How many of us who have been through mental health struggles have often said that we feel nothing? How often have we said that we have nothing? What is there for us when it feels like there’s no worth in life?
Kei Urana’s Gachiakuta has one answer to avoid falling into a state of despair.
The story is about a young boy named Rudo Suberec, who finds himself thrown into the deep pit of society, appropriately titled the Pit, after being framed for the murder of his foster father, Regto. In the Pit, Rudo encounters a world filled with trash and monsters that inhabit it. He later discovers a group of superpowered humans (called Givers) known as the Cleaners and helps them out all while trying out to figure out the truth and discovering his own potential as a Cleaner.
In one encounter with a rival Giver (known as a Raider) in Volume 3, Rudo struggles to unlock his power while witnessing the Raider mercilessly attack one of his colleagues. The Raider says the person wasn’t worth anything of value to anyone. This triggers the following flashback of Regto from Rudo.
A young Rudo once felt that because he was abandoned, he’s deemed worthless because he can’t follow anyone’s instructions. Regto is right in saying if you’re feeling nothing, a major reason why you feel that way is because you don’t have something you like or anything you really want to do.
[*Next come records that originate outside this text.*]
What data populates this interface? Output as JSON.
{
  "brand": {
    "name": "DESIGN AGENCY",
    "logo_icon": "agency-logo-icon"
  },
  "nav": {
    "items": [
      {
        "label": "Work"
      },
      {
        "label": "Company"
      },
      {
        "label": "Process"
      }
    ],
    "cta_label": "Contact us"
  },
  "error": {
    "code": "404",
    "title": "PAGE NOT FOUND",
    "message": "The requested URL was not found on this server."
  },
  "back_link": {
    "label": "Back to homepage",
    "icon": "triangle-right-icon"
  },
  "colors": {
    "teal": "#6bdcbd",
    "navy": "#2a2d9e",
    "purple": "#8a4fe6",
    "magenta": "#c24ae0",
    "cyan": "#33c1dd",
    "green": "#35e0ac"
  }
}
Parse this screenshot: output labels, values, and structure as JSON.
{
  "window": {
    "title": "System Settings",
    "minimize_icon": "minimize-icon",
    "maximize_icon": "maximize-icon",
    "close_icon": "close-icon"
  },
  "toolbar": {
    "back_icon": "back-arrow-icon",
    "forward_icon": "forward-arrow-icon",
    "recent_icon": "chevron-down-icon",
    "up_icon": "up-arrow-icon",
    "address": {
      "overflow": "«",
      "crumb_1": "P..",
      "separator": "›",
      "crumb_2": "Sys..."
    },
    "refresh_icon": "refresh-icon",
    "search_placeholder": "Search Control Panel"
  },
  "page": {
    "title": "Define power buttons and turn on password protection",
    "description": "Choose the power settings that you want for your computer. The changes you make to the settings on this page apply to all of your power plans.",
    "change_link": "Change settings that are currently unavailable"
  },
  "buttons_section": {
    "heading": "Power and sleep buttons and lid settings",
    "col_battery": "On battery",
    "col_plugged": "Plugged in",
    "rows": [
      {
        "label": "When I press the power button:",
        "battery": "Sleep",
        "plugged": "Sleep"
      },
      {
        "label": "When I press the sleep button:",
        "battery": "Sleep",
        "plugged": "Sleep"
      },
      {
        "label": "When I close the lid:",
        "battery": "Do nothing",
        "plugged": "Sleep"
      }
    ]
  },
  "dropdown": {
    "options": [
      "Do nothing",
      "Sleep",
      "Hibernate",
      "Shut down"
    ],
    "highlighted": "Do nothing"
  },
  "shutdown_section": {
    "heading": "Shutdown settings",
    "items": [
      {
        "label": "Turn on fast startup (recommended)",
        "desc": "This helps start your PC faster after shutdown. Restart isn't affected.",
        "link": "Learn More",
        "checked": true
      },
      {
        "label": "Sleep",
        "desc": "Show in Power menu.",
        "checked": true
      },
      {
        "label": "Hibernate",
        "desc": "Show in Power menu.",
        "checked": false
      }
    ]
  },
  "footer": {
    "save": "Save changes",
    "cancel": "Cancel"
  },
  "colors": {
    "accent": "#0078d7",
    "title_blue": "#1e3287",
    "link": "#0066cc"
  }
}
For me when I had major depression, while I did have friends and hobbies, I still felt nothing at times. They helped a bunch, but I think about what Regto was saying about seeing and experiencing things in the 3rd image. Having a support system and hobbies are great, but it felt like I needed to face reality as well and see it for what it is. Over time, I started to understand what was really important to me. I needed to see other people’s experiences offline and see for myself how they live. Then maybe I’ll end finding something I truly like that would keep me attached to this world beyond material interests.
To me, I found worth in learning about people opening up with their struggles and realizing that positivity wasn’t the total answer to life’s problems. What I really wanted to do was to stop chasing happiness. What I wanted to do was slow down in the face of a fast-paced world that demands so much from us. I felt I hated myself because I couldn’t keep up. I wanted to stop being on social media so much because it was preventing me from seeing the full picture of life.
That’s why I want people with mental health conditions (especially teenagers) to be able to experience things as much as they can. Meet people or a community who can help guide you in a way where you have control of how you want to feel alive and make a real difference in life. Face your past and realize that you can keep the pain of it to a minimum. You are more than just a victim of awful circumstances. Harness your core values.
And more importantly, find a way to describe and express the feelings you have that are driving you to feel empty. Rudo couldn’t put to words what he was feeling, but knew something was off. Regto was able to explain things clearly and this subsequent moment happened below.
The real worth is being able to express your feelings, good and bad, because that’s when the possibilities to rise from the pit of despair, a la Gachiakuta, happens. And then your inner world will be full of things you will like that are worth living for.